By integrating the operational database and vector store in a single, unified, and fully managed platform — along with support integrations into large language models (LLMs)

  • The first step of creating a vector database is to create a database trigger which is found here. Whenever a database update or create operation takes place, the trigger is activated. Now using the title of the post and the sub-reddit the post is associated with, a key unique to the post is created. This is passed through to the GPT model and a latent representation of this key is obtained. A new field in the document is created which holds this latent representation vector information.
  • Now, when the user sends a query to retrieve relevant documents from the database, the query is first vectorized using the GPT model and the latent representation vector of the documents stored on the cloud are compared and the documents whose vectors are most similar to the input query's vector are retrieved and displayed to the user.
  • This allows, the system to provide relevant information to the user even when there is no exact document match. More details about implementing atlas vector search can be found here.

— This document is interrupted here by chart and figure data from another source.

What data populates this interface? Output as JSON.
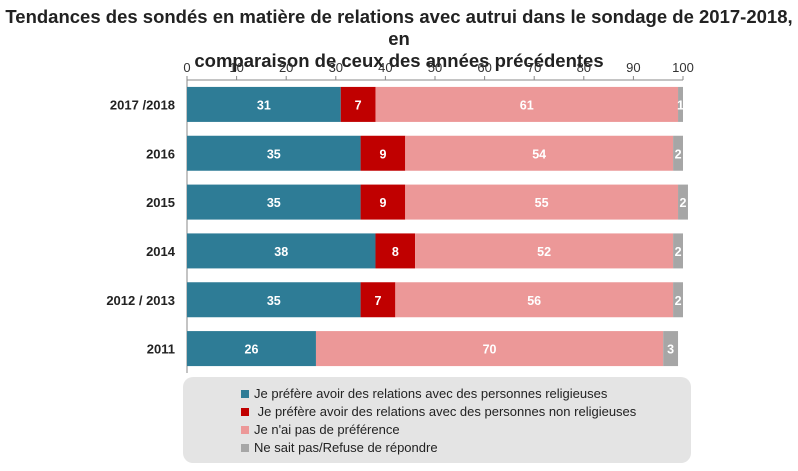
{
  "chart_data": {
    "type": "bar",
    "orientation": "horizontal",
    "stacked": true,
    "title": [
      "Tendances des sondés en matière de relations avec autrui dans le sondage de 2017-2018, en",
      "comparaison de ceux des années précédentes"
    ],
    "xlim": [
      0,
      100
    ],
    "x_ticks": [
      "0",
      "10",
      "20",
      "30",
      "40",
      "50",
      "60",
      "70",
      "80",
      "90",
      "100"
    ],
    "categories": [
      "2017 /2018",
      "2016",
      "2015",
      "2014",
      "2012 / 2013",
      "2011"
    ],
    "series": [
      {
        "name": "Je préfère avoir des relations avec des personnes religieuses",
        "color": "#2e7c96",
        "values": [
          31,
          35,
          35,
          38,
          35,
          26
        ]
      },
      {
        "name": " Je préfère avoir des relations avec des personnes non religieuses",
        "color": "#c00000",
        "values": [
          7,
          9,
          9,
          8,
          7,
          0
        ]
      },
      {
        "name": "Je n'ai pas de préférence",
        "color": "#ec9898",
        "values": [
          61,
          54,
          55,
          52,
          56,
          70
        ]
      },
      {
        "name": "Ne sait pas/Refuse de répondre",
        "color": "#a6a6a6",
        "values": [
          1,
          2,
          2,
          2,
          2,
          3
        ]
      }
    ],
    "legend_position": "bottom"
  }
}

Snapshots of the user query form and the visuals are illustrated in the Display section.

How to make it work?

  1. Clone the repo
    git clone https://github.com/PrasannaKumaran/digital-footprint-monitor.git
    For accounts that are SSH configured
     git clone git@github.com:PrasannaKumaran/digital-footprint-monitor.git
  2. Install pip
    python -m pip install --upgrade pip
  3. Create and Activate Virtual Environment (Linux)
    python3 -m venv [environment-name]
    source [environment-name]/bin/activate
  4. Install dependencies
    pip install -r requirements.txt
  5. Add the dataExtractor chrome extension to your chrome browser by going to. You can update the frequency of the cron job according to your requirement.
   chrome://extensions/
  1. Run the command
	python manage.py runserver
  1. To view the plots generated redirect to
	http://127.0.0.1:8000/visual/
  1. For querying the databse and retrieving relevant documents redirect to
	http://127.0.0.1:8000/mysearch/

Make sure you set up the environment variables in the .env file in the main directory.

Secret keys

The below are the list of secrets you need to include in-order to run the web application and exploit all of its current functionalities. You can obtain the Reddit client and secret by creating a reddit app here.

SECRET_KEY= "Django project secret key>" CORS_ORIGIN_WHITELIST="ID of the chrome extension' MONGO_DB_NAME, REDDIT_CLIENT_ID REDDIT_SECRET OPENAI_API_KEY GOOGLE_API_KEY

Display

Visualization

User query form

Future scope of the project

In the upcoming stages, my plan involves integrating Google authentication into the pipeline. This enhancement will grant multiple users access to the system, thereby facilitating scalability. Furthermore, I intend to deploy the system on the cloud, leveraging its benefits for efficiency and accessibility.

Expanding the system's capabilities is also on the horizon. This includes the addition of new functionalities and the incorporation of informative plots that will enrich the user experience and provide valuable insights.

As the project progresses, a significant focus will be directed towards refining the front-end interface. By doing so, I aim to create an intuitive and seamless user experience that aligns with modern design principles and usability standards.

Tools used

Several tools, frameworks and libraries were used and include, Django, MongoDB, Vega-altair, chrome extension, chrome APIs, reddit APIs, HTML, CSS, Javascript, Python, Pandas

Contributors and Acknowledgement

The entire project was designed and developed by Prasannakumaran Dhanasekaran. I would like to extend my gratitude to the MLOps discord community. Their insights were useful in deciding the tools and tasks.